EdStainless and Artisi are absolutely correct that over-sizing pumps results in efficiency and maintenance burdens (stars to both!). I fully agree and have made similar statements many times.
In my view, the apparently simple 10% margin requirement is not bad on its own because that is a reasonable expression of normally tolerated production pump performance uncertainty. For relatively small pumps, getting closer performance guarantees from the manufacturer is unlikely to be practical. If it is a relatively expensive, high power pump, then the manufacturer may be able to assure a somewhat tighter performance uncertainty (for an additional price that may be justifiable for the overall economics of the installation). I've seen cases where the overall design margin proves to be far greater by the time the actual system comes into reality (30%, 40%, even 50% due to compounding margins provided on pumps, piping, and other system components are no great surprises).

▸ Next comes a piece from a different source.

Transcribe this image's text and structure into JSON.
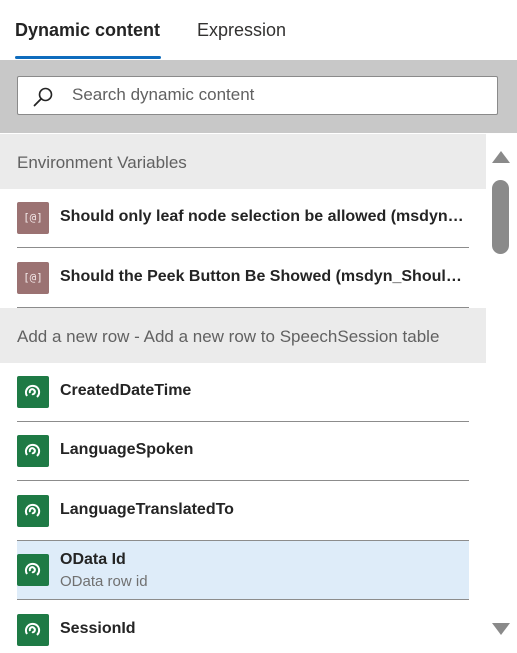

In a realistic defense of including significant, but realistic, design margins by engineers, consider the career killing problem of a nice, dandy, big, EXPENSIVE, new process system that, when installed and running, can't be made to satisfy its required performance by anything short of "Divine Intervention" because one or more critical components have been hopelessly undersized as the result of an overly aggressive "right-sizing" design philosophy. I've seen some of these, and they can be a serious nightmare! The engineer(s), and often others, involved are never in a happy place in their career(s) when that reality materializes. When this happens, Engineer X (in charge of creating these problems by design) will become eternally famous within the facility. Whenever anything goes wrong, or is even just a bit of nuisance, the troublesome pump, pipe, valve, motor, or whatever else, will be very unkindly described or discussed as an "Engineer X" pump, or "Engineer X" pipe, ... regardless of whether or not the current problem is really in any way the fault of the now defenseless "Engineer X." You can be certain that nobody wants to be that "Engineer X."
Alternatively, "marginally" greater operating costs due to modestly excessive design margins are just a problem, and to some extent, the resultant costs may actually be somewhat compensated by somewhat greater than required system production capabilities (read greater net revenues).
Valuable advice from a professor many years ago: First, design for graceful failure. Everything we build will eventually fail, so we must strive to avoid injuries or secondary damage when that failure occurs. Only then can practicality and economics be properly considered.